Hautkrebs erkennen: Die ABCD-Regel kann helfen!
Der Unterschied zwischen Muttermal und Leberfleck ist nicht immer einfach. © dpa, Daniel Naupold

Muttermale und Leberflecken: Ob Hautkrebs oder nicht - die Entstehung ist entscheidend

Muttermale, auch Leberflecken genannt, hat fast jeder von uns. Die meisten Male bekommt man durch häufiges Sonnenbaden. Je nach Form und Beschaffenheit können Sie Hinweis auf eine Hautkrebs-Erkrankung sein.

Leberflecken und Muttermale sind nicht dasselbe. Gemeinsam haben sie, dass sie im Normalfall Geschwülste der Haut sind. Medizinisch betrachtet sind es gutartige Wucherungen von pigmentbildenden Zellen der Haut, so genannten Nävuszellen. Nävuszellen färben unsere Haut aber nur an einigen Stellen, die dann als braune oder schwarze Flecken sichtbar werden.

ABCD-Regel zur Früherkennung

Hilfe bei der Deutung möglicher gefährlicher Muttermale oder Leberflecken bringt die so genannte ABCD-Regel. Danach kontrolliert man Asymmetrie, Begrenzung, Color und Durchmesser.

Ob es sich dabei um ein Muttermal oder einen Leberfleck handelt, hängt letztendlich von der Entstehung ab: Etwa fünf Prozent der braunen Hautstellen sind angeboren und werden als Muttermal bezeichnet. Die übrigen entstehen im Laufe des Lebens auf unserer Haut, etwa durch Sonne oder Hormonschwankungen während der Pubertät oder Schwangerschaft. Dann ist von einem Leberfleck die Rede.

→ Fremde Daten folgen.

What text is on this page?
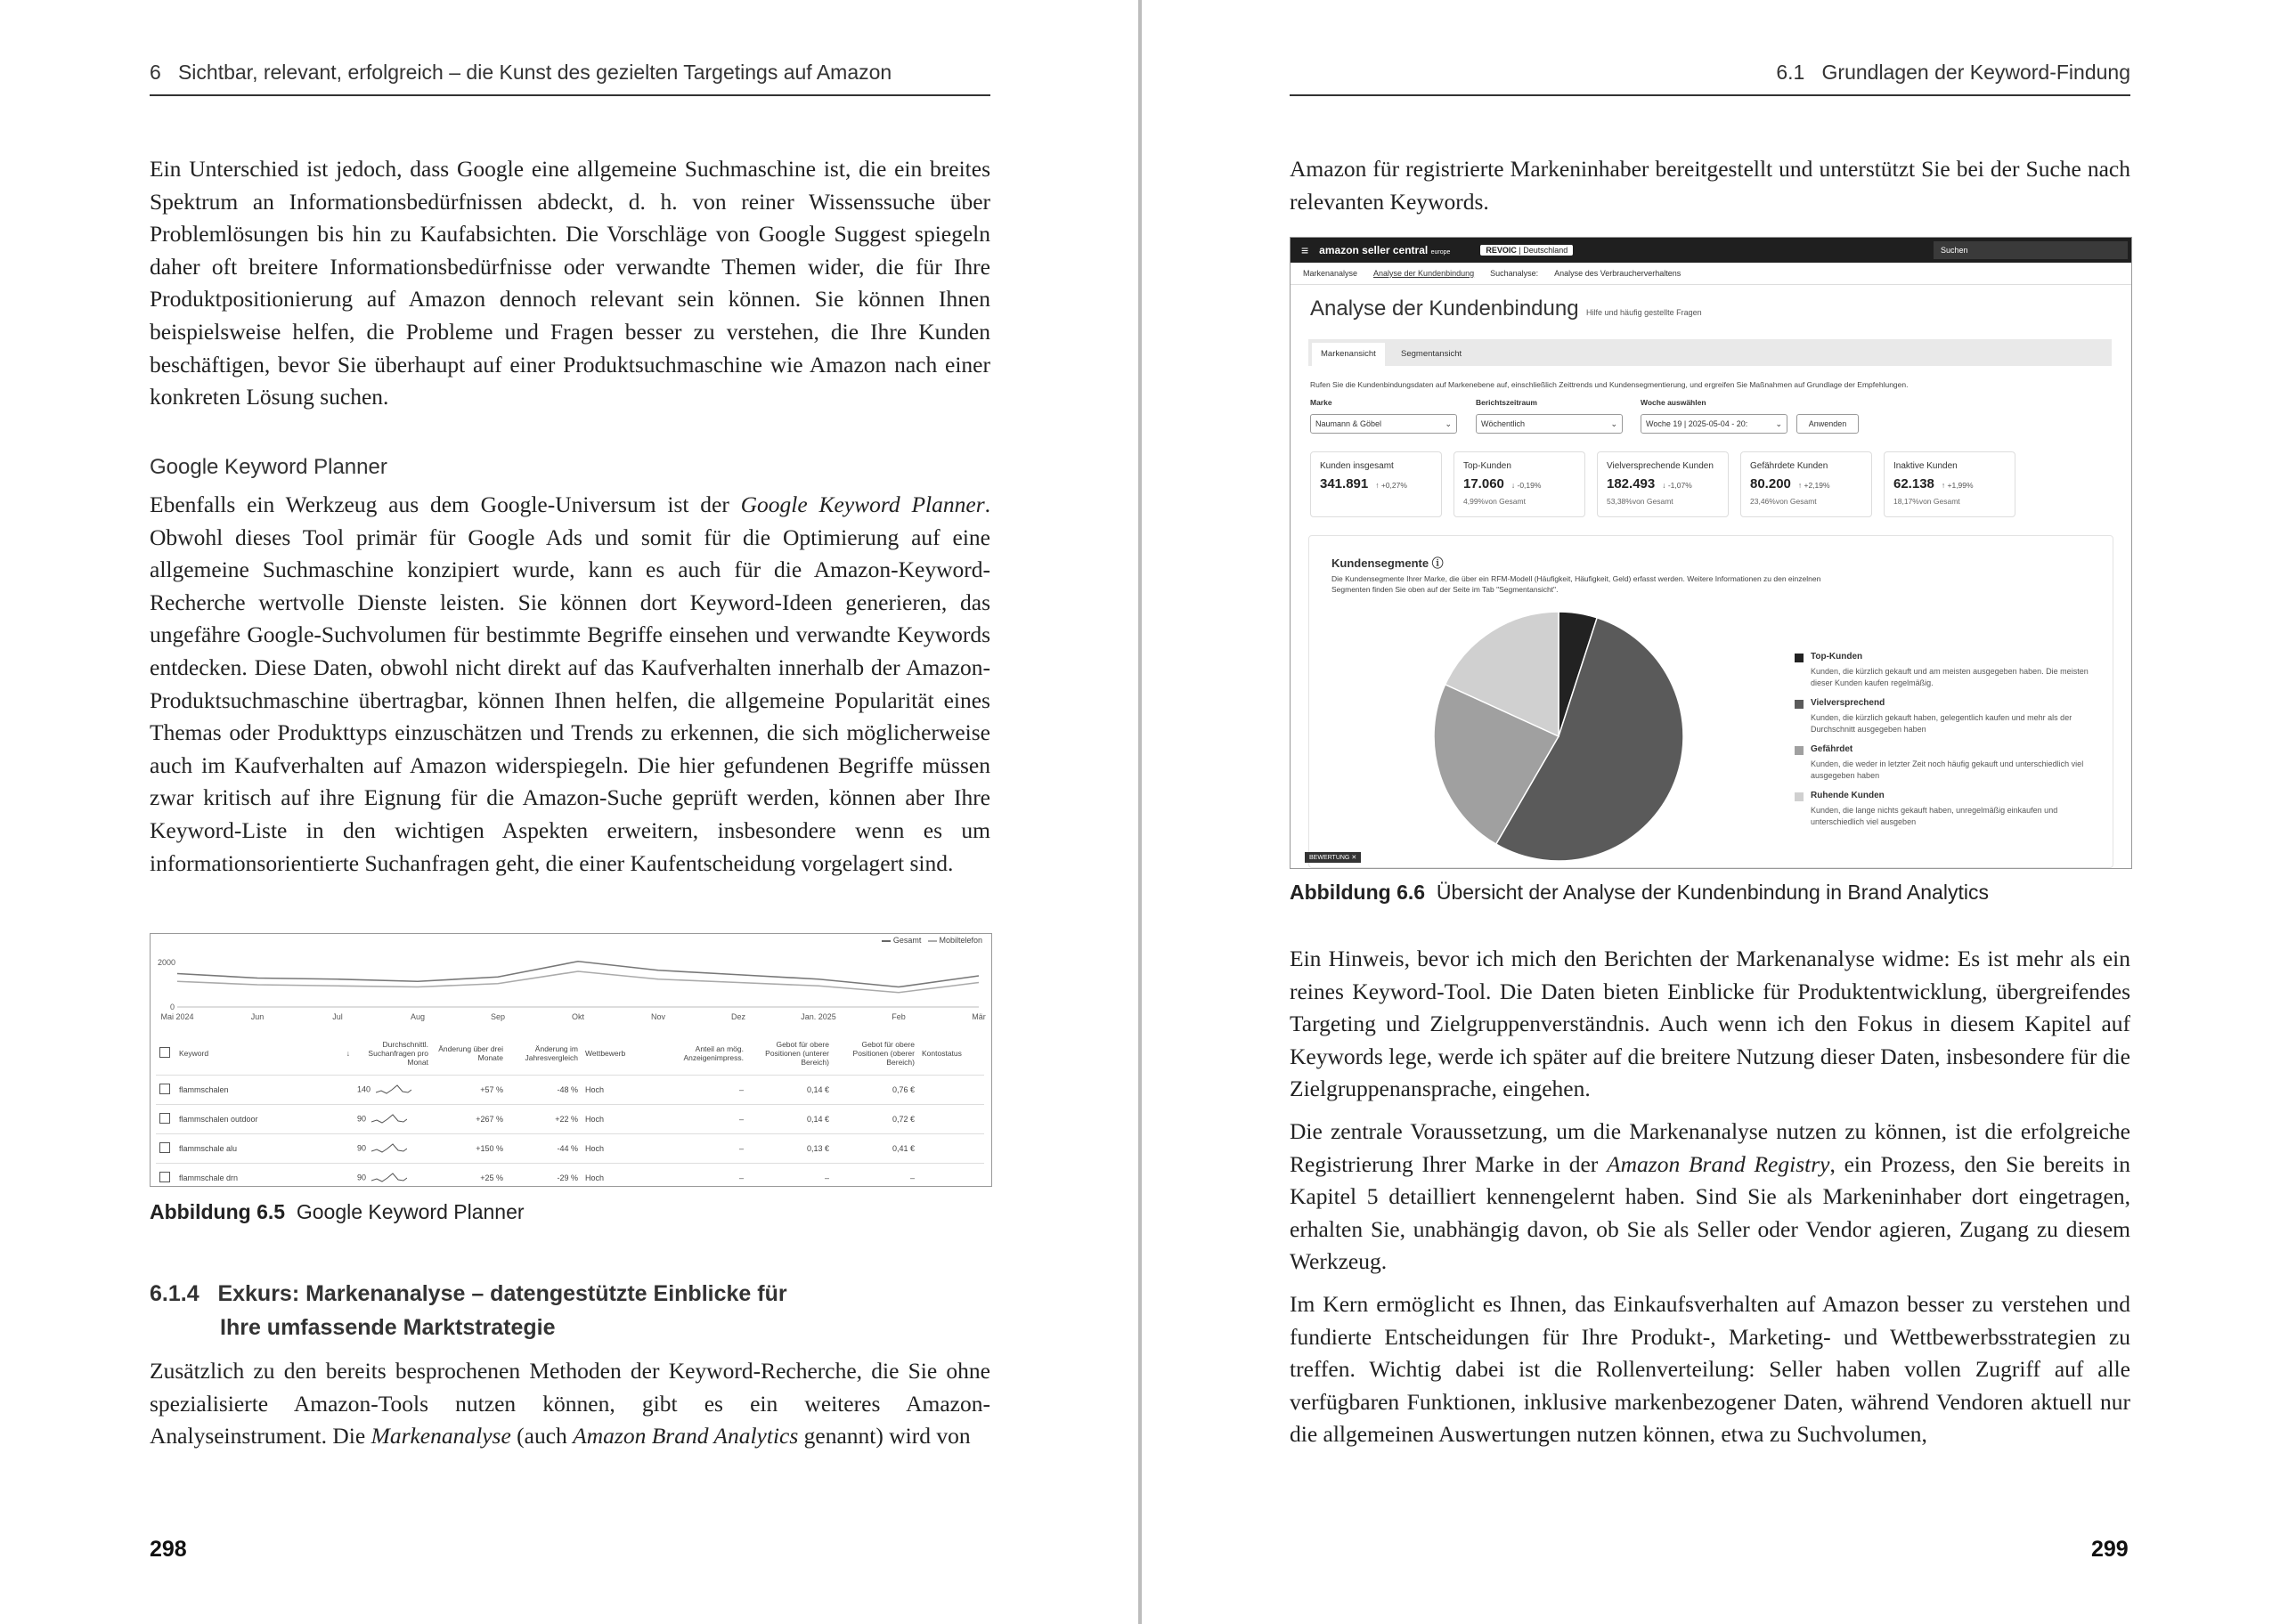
6 Sichtbar, relevant, erfolgreich – die Kunst des gezielten Targetings auf Amazon

Ein Unterschied ist jedoch, dass Google eine allgemeine Suchmaschine ist, die ein breites Spektrum an Informationsbedürfnissen abdeckt, d. h. von reiner Wissenssuche über Problemlösungen bis hin zu Kaufabsichten. Die Vorschläge von Google Suggest spiegeln daher oft breitere Informationsbedürfnisse oder verwandte Themen wider, die für Ihre Produktpositionierung auf Amazon dennoch relevant sein können. Sie können Ihnen beispielsweise helfen, die Probleme und Fragen besser zu verstehen, die Ihre Kunden beschäftigen, bevor Sie überhaupt auf einer Produktsuchmaschine wie Amazon nach einer konkreten Lösung suchen.

Google Keyword Planner

Ebenfalls ein Werkzeug aus dem Google-Universum ist der Google Keyword Planner. Obwohl dieses Tool primär für Google Ads und somit für die Optimierung auf eine allgemeine Suchmaschine konzipiert wurde, kann es auch für die Amazon-Keyword-Recherche wertvolle Dienste leisten. Sie können dort Keyword-Ideen generieren, das ungefähre Google-Suchvolumen für bestimmte Begriffe einsehen und verwandte Keywords entdecken. Diese Daten, obwohl nicht direkt auf das Kaufverhalten innerhalb der Amazon-Produktsuchmaschine übertragbar, können Ihnen helfen, die allgemeine Popularität eines Themas oder Produkttyps einzuschätzen und Trends zu erkennen, die sich möglicherweise auch im Kaufverhalten auf Amazon widerspiegeln. Die hier gefundenen Begriffe müssen zwar kritisch auf ihre Eignung für die Amazon-Suche geprüft werden, können aber Ihre Keyword-Liste in den wichtigen Aspekten erweitern, insbesondere wenn es um informationsorientierte Suchanfragen geht, die einer Kaufentscheidung vorgelagert sind.

2000
0
Mai 2024	Jun	Jul	Aug	Sep	Okt	Nov	Dez	Jan. 2025	Feb	Mär
Gesamt Mobiltelefon
	Keyword	↓	Durchschnittl. Suchanfragen pro Monat	Änderung über drei Monate	Änderung im Jahresvergleich	Wettbewerb	Anteil an mög. Anzeigenimpress.	Gebot für obere Positionen (unterer Bereich)	Gebot für obere Positionen (oberer Bereich)	Kontostatus
	flammschalen		140	+57 %	-48 %	Hoch	–	0,14 €	0,76 €	
	flammschalen outdoor		90	+267 %	+22 %	Hoch	–	0,14 €	0,72 €	
	flammschale alu		90	+150 %	-44 %	Hoch	–	0,13 €	0,41 €	
	flammschale drn		90	+25 %	-29 %	Hoch	–	–	–	
Abbildung 6.5 Google Keyword Planner
6.1.4 Exkurs: Markenanalyse – datengestützte Einblicke für
Ihre umfassende Marktstrategie

Zusätzlich zu den bereits besprochenen Methoden der Keyword-Recherche, die Sie ohne spezialisierte Amazon-Tools nutzen können, gibt es ein weiteres Amazon-Analyseinstrument. Die Markenanalyse (auch Amazon Brand Analytics genannt) wird von

298
6.1 Grundlagen der Keyword-Findung

Amazon für registrierte Markeninhaber bereitgestellt und unterstützt Sie bei der Suche nach relevanten Keywords.

≡ amazon seller central europe	REVOIC | Deutschland	Suchen
Markenanalyse Analyse der Kundenbindung Suchanalyse: Analyse des Verbraucherverhaltens
Analyse der Kundenbindung Hilfe und häufig gestellte Fragen
Markenansicht	Segmentansicht
Rufen Sie die Kundenbindungsdaten auf Markenebene auf, einschließlich Zeittrends und Kundensegmentierung, und ergreifen Sie Maßnahmen auf Grundlage der Empfehlungen.
Marke	Berichtszeitraum	Woche auswählen
Naumann & Göbel	⌄	Wöchentlich	⌄	Woche 19 | 2025-05-04 - 20:	⌄	Anwenden
Kunden insgesamt
341.891 ↑ +0,27%
Top-Kunden
17.060 ↓ -0,19%
4,99%von Gesamt
Vielversprechende Kunden
182.493 ↓ -1,07%
53,38%von Gesamt
Gefährdete Kunden
80.200 ↑ +2,19%
23,46%von Gesamt
Inaktive Kunden
62.138 ↑ +1,99%
18,17%von Gesamt
Kundensegmente ⓘ
Die Kundensegmente Ihrer Marke, die über ein RFM-Modell (Häufigkeit, Häufigkeit, Geld) erfasst werden. Weitere Informationen zu den einzelnen Segmenten finden Sie oben auf der Seite im Tab "Segmentansicht".
Top-Kunden
Kunden, die kürzlich gekauft und am meisten ausgegeben haben. Die meisten dieser Kunden kaufen regelmäßig.
Vielversprechend
Kunden, die kürzlich gekauft haben, gelegentlich kaufen und mehr als der Durchschnitt ausgegeben haben
Gefährdet
Kunden, die weder in letzter Zeit noch häufig gekauft und unterschiedlich viel ausgegeben haben
Ruhende Kunden
Kunden, die lange nichts gekauft haben, unregelmäßig einkaufen und unterschiedlich viel ausgeben
BEWERTUNG ✕
Abbildung 6.6 Übersicht der Analyse der Kundenbindung in Brand Analytics

Ein Hinweis, bevor ich mich den Berichten der Markenanalyse widme: Es ist mehr als ein reines Keyword-Tool. Die Daten bieten Einblicke für Produktentwicklung, übergreifendes Targeting und Zielgruppenverständnis. Auch wenn ich den Fokus in diesem Kapitel auf Keywords lege, werde ich später auf die breitere Nutzung dieser Daten, insbesondere für die Zielgruppenansprache, eingehen.

Die zentrale Voraussetzung, um die Markenanalyse nutzen zu können, ist die erfolgreiche Registrierung Ihrer Marke in der Amazon Brand Registry, ein Prozess, den Sie bereits in Kapitel 5 detailliert kennengelernt haben. Sind Sie als Markeninhaber dort eingetragen, erhalten Sie, unabhängig davon, ob Sie als Seller oder Vendor agieren, Zugang zu diesem Werkzeug.

Im Kern ermöglicht es Ihnen, das Einkaufsverhalten auf Amazon besser zu verstehen und fundierte Entscheidungen für Ihre Produkt-, Marketing- und Wettbewerbsstrategien zu treffen. Wichtig dabei ist die Rollenverteilung: Seller haben vollen Zugriff auf alle verfügbaren Funktionen, inklusive markenbezogener Daten, während Vendoren aktuell nur die allgemeinen Auswertungen nutzen können, etwa zu Suchvolumen,

299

Im Durchschnitt hat jeder Erwachsene 30 Leberflecken. Sind sie glatt, symmetrisch, gleichmäßig gefärbt und an den Rändern scharf begrenzt, sind die Male im Normalfall harmlos und von Grund auf erst einmal nicht gefährlich. Allerdings raten Hausärzte vor allem dunkle Muttermale und solche die sich verändern genau zu beobachten. Denn diese Veränderungen können ein wichtiger Hinweis auf eine mögliche Hauterkrankung sein. Im schlimmsten Fall können sie sich zu Hautkrebs entwickeln.

Generell gilt: Vor allem hellhäutige Menschen sollten sich häufiger vom Arzt checken lassen. Denn die Belastung der Haut durch aggressive Sonneneinstrahlung nimmt zu. Auch familiär vorbelastete Personen sollten sich untersuchen lassen. Versicherte ab 35 Jahren können alle zwei Jahre zur Hautkrebs-Vorsorgeuntersuchung gehen. Diese wird von den gesetzlichen Krankenkassen gezahlt.